The Pisces

The Pisces by Melissa Broder

My rating: 4 of 5 stars

“The Pisces” by Melissa Broder is a surprisingly refreshing twist on a character falling in love with a mythical creature and it blowing up in her face.

(Read on audiobook so some names might be spelled incorrectly with comments on the mediocre performance by the author) After a breakup with a longtime boyfriend while floundering on her doctoral project in the Phoenix desert, Lucy switches out her environment to head to sunny beach paradise Venice, California to dog-sit for her older sister. As she sort of bonds with the sickly foxhound Dominic, she nurses her heartbreak with a support group. The group bores her but she finds a friend in Claire, who in her awful accent convinces Lucy to try Tinder since she herself prefers a “harem” of men amid her pending divorce. Lucy decides a harem might be what she needs too, but it turns to uncomfortable situations such as sex on a hotel bathroom floor and sex in a cramped car. But to find solace, Lucy goes to the rocks at the beach and one night the perfect man appears. The lovemaking is amazing, and as they become closer, Lucy finds out Theo, whose voice needed male narration because the author’s voice made him come off even more feminine according to how she described him, is a merman. As Lucy tries to figure out how to fit Theo into her life such as dragging him in a wagon to her house where Dominic senses something funny about the merman, she believes he’s the medicine for her pain until Theo inflicts even more pain.
First of all, there are a lot of bad reviews on this book. I worried about reading it since I couldn’t get into the author’s last best-seller. But the rawness in this book makes it stand out. There will be criticism over the very flawed character Lucy, who at 38, is still lost and acts more like she’s 28. She lost her mother when she was young. She’s taking almost a decade to work on a dissertation on Sappho. She’s looking for a quick fix after her relationship falls apart. She’s not responsible enough to care for a dog. Her journey, though messy most of the time, seems authentic. Also, Claire, who Lucy freely takes advice from, is also battling her own demons with depression.

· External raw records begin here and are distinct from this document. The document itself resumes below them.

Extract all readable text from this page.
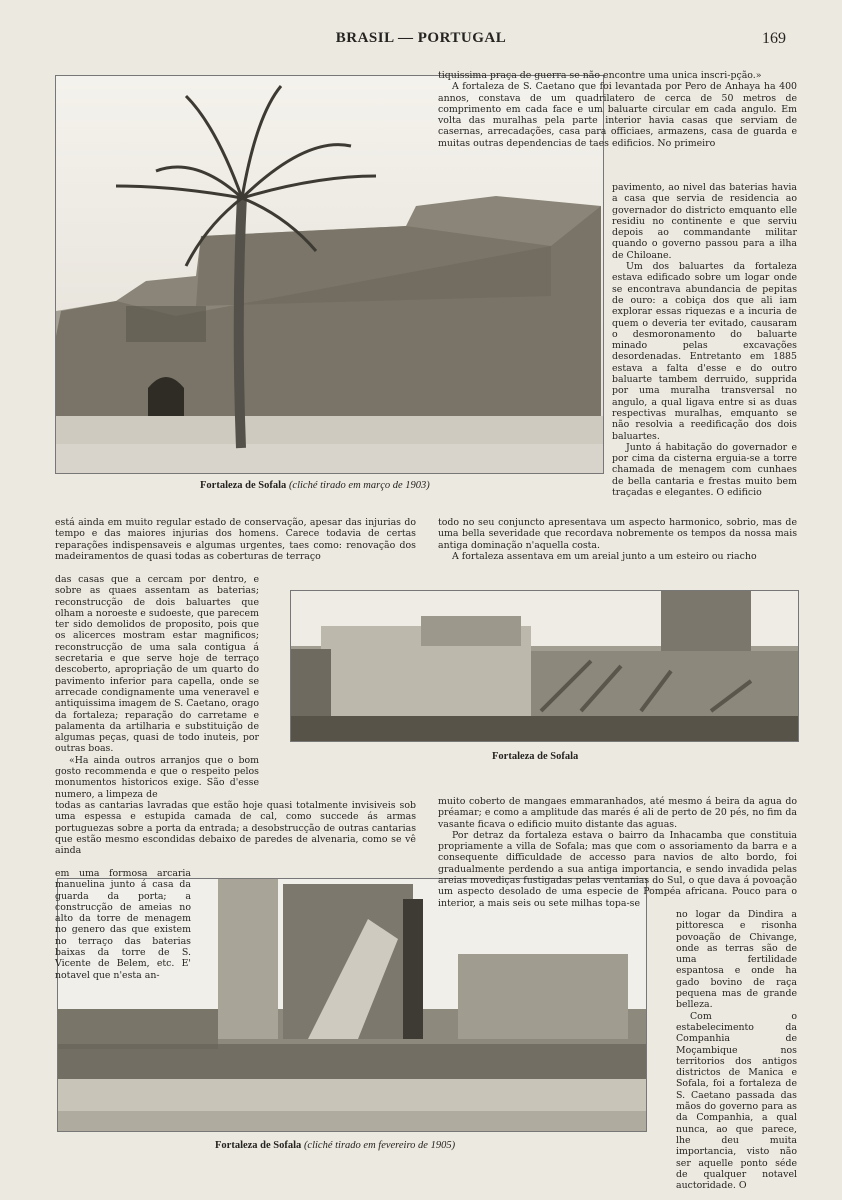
BRASIL — PORTUGAL	169
Fortaleza de Sofala (cliché tirado em março de 1903)
Fortaleza de Sofala
Fortaleza de Sofala (cliché tirado em fevereiro de 1905)

tiquissima praça de guerra se não encontre uma unica inscri-pção.»

A fortaleza de S. Caetano que foi levantada por Pero de Anhaya ha 400 annos, constava de um quadrilatero de cerca de 50 metros de comprimento em cada face e um baluarte circular em cada angulo. Em volta das muralhas pela parte interior havia casas que serviam de casernas, arrecadações, casa para officiaes, armazens, casa de guarda e muitas outras dependencias de taes edificios. No primeiro

pavimento, ao nivel das baterias havia a casa que servia de residencia ao governador do districto emquanto elle residiu no continente e que serviu depois ao commandante militar quando o governo passou para a ilha de Chiloane.

Um dos baluartes da fortaleza estava edificado sobre um logar onde se encontrava abundancia de pepitas de ouro: a cobiça dos que ali iam explorar essas riquezas e a incuria de quem o deveria ter evitado, causaram o desmoronamento do baluarte minado pelas excavações desordenadas. Entretanto em 1885 estava a falta d'esse e do outro baluarte tambem derruido, supprida por uma muralha transversal no angulo, a qual ligava entre si as duas respectivas muralhas, emquanto se não resolvia a reedificação dos dois baluartes.

Junto á habitação do governador e por cima da cisterna erguia-se a torre chamada de menagem com cunhaes de bella cantaria e frestas muito bem traçadas e elegantes. O edificio

todo no seu conjuncto apresentava um aspecto harmonico, sobrio, mas de uma bella severidade que recordava nobremente os tempos da nossa mais antiga dominação n'aquella costa.

A fortaleza assentava em um areial junto a um esteiro ou riacho

está ainda em muito regular estado de conservação, apesar das injurias do tempo e das maiores injurias dos homens. Carece todavia de certas reparações indispensaveis e algumas urgentes, taes como: renovação dos madeiramentos de quasi todas as coberturas de terraço

das casas que a cercam por dentro, e sobre as quaes assentam as baterias; reconstrucção de dois baluartes que olham a noroeste e sudoeste, que parecem ter sido demolidos de proposito, pois que os alicerces mostram estar magnificos; reconstrucção de uma sala contigua á secretaria e que serve hoje de terraço descoberto, apropriação de um quarto do pavimento inferior para capella, onde se arrecade condignamente uma veneravel e antiquissima imagem de S. Caetano, orago da fortaleza; reparação do carretame e palamenta da artilharia e substituição de algumas peças, quasi de todo inuteis, por outras boas.

«Ha ainda outros arranjos que o bom gosto recommenda e que o respeito pelos monumentos historicos exige. São d'esse numero, a limpeza de

todas as cantarias lavradas que estão hoje quasi totalmente invisiveis sob uma espessa e estupida camada de cal, como succede ás armas portuguezas sobre a porta da entrada; a desobstrucção de outras cantarias que estão mesmo escondidas debaixo de paredes de alvenaria, como se vê ainda

em uma formosa arcaria manuelina junto á casa da guarda da porta; a construcção de ameias no alto da torre de menagem no genero das que existem no terraço das baterias baixas da torre de S. Vicente de Belem, etc. E' notavel que n'esta an-

muito coberto de mangaes emmaranhados, até mesmo á beira da agua do préamar; e como a amplitude das marés é ali de perto de 20 pés, no fim da vasante ficava o edificio muito distante das aguas.

Por detraz da fortaleza estava o bairro da Inhacamba que constituia propriamente a villa de Sofala; mas que com o assoriamento da barra e a consequente difficuldade de accesso para navios de alto bordo, foi gradualmente perdendo a sua antiga importancia, e sendo invadida pelas areias movediças fustigadas pelas ventanias do Sul, o que dava á povoação um aspecto desolado de uma especie de Pompéa africana. Pouco para o interior, a mais seis ou sete milhas topa-se

no logar da Dindira a pittoresca e risonha povoação de Chivange, onde as terras são de uma fertilidade espantosa e onde ha gado bovino de raça pequena mas de grande belleza.

Com o estabelecimento da Companhia de Moçambique nos territorios dos antigos districtos de Manica e Sofala, foi a fortaleza de S. Caetano passada das mãos do governo para as da Companhia, a qual nunca, ao que parece, lhe deu muita importancia, visto não ser aquelle ponto séde de qualquer notavel auctoridade. O
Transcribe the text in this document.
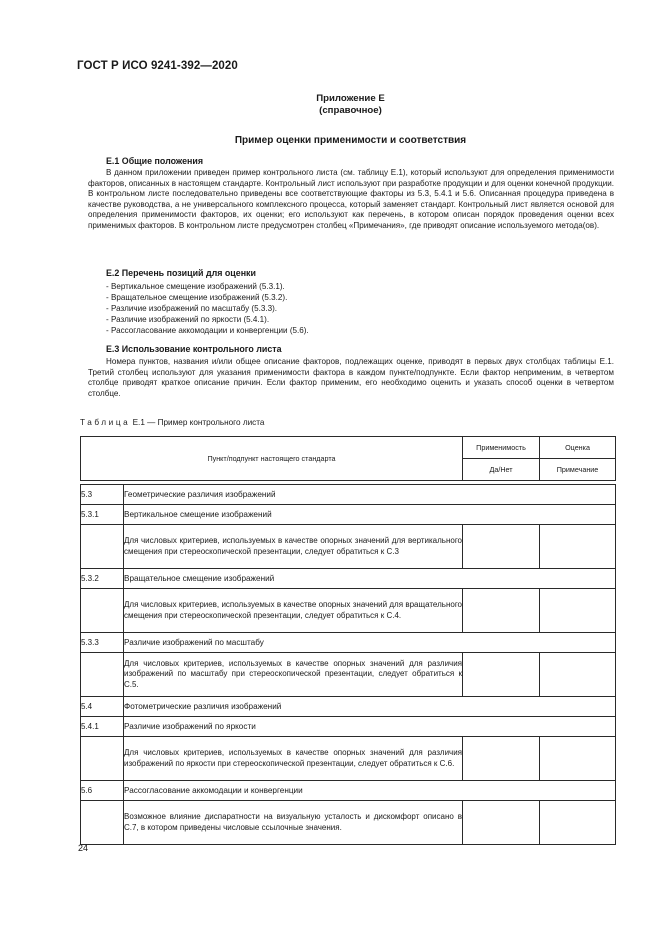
ГОСТ Р ИСО 9241-392—2020
Приложение Е
(справочное)
Пример оценки применимости и соответствия
Е.1 Общие положения
В данном приложении приведен пример контрольного листа (см. таблицу Е.1), который используют для определения применимости факторов, описанных в настоящем стандарте. Контрольный лист используют при разработке продукции и для оценки конечной продукции. В контрольном листе последовательно приведены все соответствующие факторы из 5.3, 5.4.1 и 5.6. Описанная процедура приведена в качестве руководства, а не универсального комплексного процесса, который заменяет стандарт. Контрольный лист является основой для определения применимости факторов, их оценки; его используют как перечень, в котором описан порядок проведения оценки всех применимых факторов. В контрольном листе предусмотрен столбец «Примечания», где приводят описание используемого метода(ов).
Е.2 Перечень позиций для оценки
- Вертикальное смещение изображений (5.3.1).
- Вращательное смещение изображений (5.3.2).
- Различие изображений по масштабу (5.3.3).
- Различие изображений по яркости (5.4.1).
- Рассогласование аккомодации и конвергенции (5.6).
Е.3 Использование контрольного листа
Номера пунктов, названия и/или общее описание факторов, подлежащих оценке, приводят в первых двух столбцах таблицы Е.1. Третий столбец используют для указания применимости фактора в каждом пункте/подпункте. Если фактор неприменим, в четвертом столбце приводят краткое описание причин. Если фактор применим, его необходимо оценить и указать способ оценки в четвертом столбце.
Таблица Е.1 — Пример контрольного листа
Пункт/подпункт настоящего стандарта		Применимость	Оценка
		Да/Нет	Примечание

5.3	Геометрические различия изображений		
5.3.1	Вертикальное смещение изображений		
	Для числовых критериев, используемых в качестве опорных значений для вертикального смещения при стереоскопической презентации, следует обратиться к С.3		
5.3.2	Вращательное смещение изображений		
	Для числовых критериев, используемых в качестве опорных значений для вращательного смещения при стереоскопической презентации, следует обратиться к С.4.		
5.3.3	Различие изображений по масштабу		
	Для числовых критериев, используемых в качестве опорных значений для различия изображений по масштабу при стереоскопической презентации, следует обратиться к С.5.		
5.4	Фотометрические различия изображений		
5.4.1	Различие изображений по яркости		
	Для числовых критериев, используемых в качестве опорных значений для различия изображений по яркости при стереоскопической презентации, следует обратиться к С.6.		
5.6	Рассогласование аккомодации и конвергенции		
	Возможное влияние диспаратности на визуальную усталость и дискомфорт описано в С.7, в котором приведены числовые ссылочные значения.		
24
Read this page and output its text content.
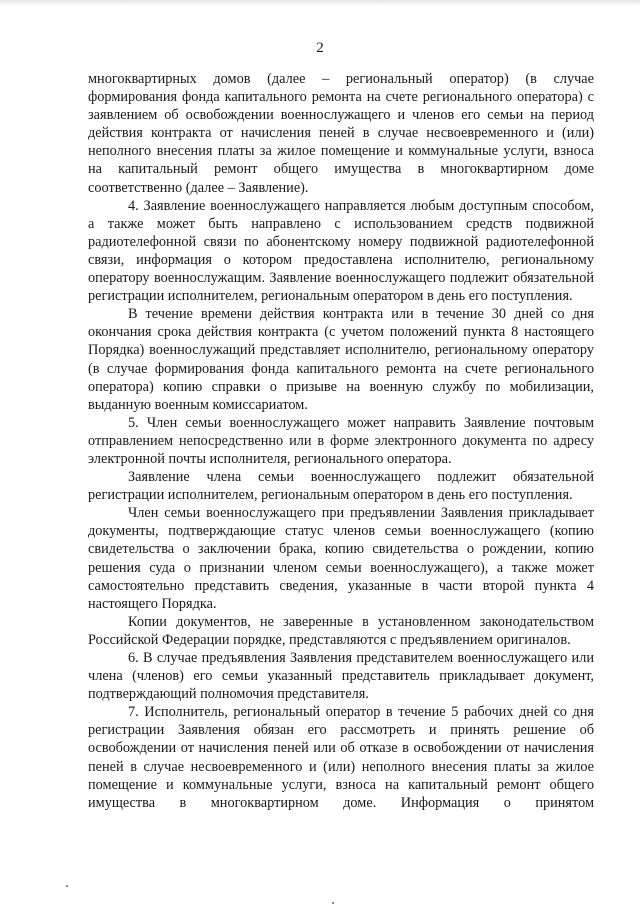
2

многоквартирных домов (далее – региональный оператор) (в случае формирования фонда капитального ремонта на счете регионального оператора) с заявлением об освобождении военнослужащего и членов его семьи на период действия контракта от начисления пеней в случае несвоевременного и (или) неполного внесения платы за жилое помещение и коммунальные услуги, взноса на капитальный ремонт общего имущества в многоквартирном доме соответственно (далее – Заявление).

4. Заявление военнослужащего направляется любым доступным способом, а также может быть направлено с использованием средств подвижной радиотелефонной связи по абонентскому номеру подвижной радиотелефонной связи, информация о котором предоставлена исполнителю, региональному оператору военнослужащим. Заявление военнослужащего подлежит обязательной регистрации исполнителем, региональным оператором в день его поступления.

В течение времени действия контракта или в течение 30 дней со дня окончания срока действия контракта (с учетом положений пункта 8 настоящего Порядка) военнослужащий представляет исполнителю, региональному оператору (в случае формирования фонда капитального ремонта на счете регионального оператора) копию справки о призыве на военную службу по мобилизации, выданную военным комиссариатом.

5. Член семьи военнослужащего может направить Заявление почтовым отправлением непосредственно или в форме электронного документа по адресу электронной почты исполнителя, регионального оператора.

Заявление члена семьи военнослужащего подлежит обязательной регистрации исполнителем, региональным оператором в день его поступления.

Член семьи военнослужащего при предъявлении Заявления прикладывает документы, подтверждающие статус членов семьи военнослужащего (копию свидетельства о заключении брака, копию свидетельства о рождении, копию решения суда о признании членом семьи военнослужащего), а также может самостоятельно представить сведения, указанные в части второй пункта 4 настоящего Порядка.

Копии документов, не заверенные в установленном законодательством Российской Федерации порядке, представляются с предъявлением оригиналов.

6. В случае предъявления Заявления представителем военнослужащего или члена (членов) его семьи указанный представитель прикладывает документ, подтверждающий полномочия представителя.

7. Исполнитель, региональный оператор в течение 5 рабочих дней со дня регистрации Заявления обязан его рассмотреть и принять решение об освобождении от начисления пеней или об отказе в освобождении от начисления пеней в случае несвоевременного и (или) неполного внесения платы за жилое помещение и коммунальные услуги, взноса на капитальный ремонт общего имущества в многоквартирном доме. Информация о принятом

The book spends a lot of time establishing Lucy’s environment and the characters in it, but many of the characters don’t really last such as the university community or the Tinder dates. So it takes time to get to the merman erotica parts, and the merman needs a bit more believability, but he does come off as a possible figment of Lucy’s imagination as she becomes so enthralled with him that she’s willing to lose it all to be with him, as in she battles the focus of all merman/mermaid tales of if she’s going to live underwater to follow her heart or stay on land. This book has deeper elements to it if you can look beyond the graphic sex scenes and questionable mythical creature description.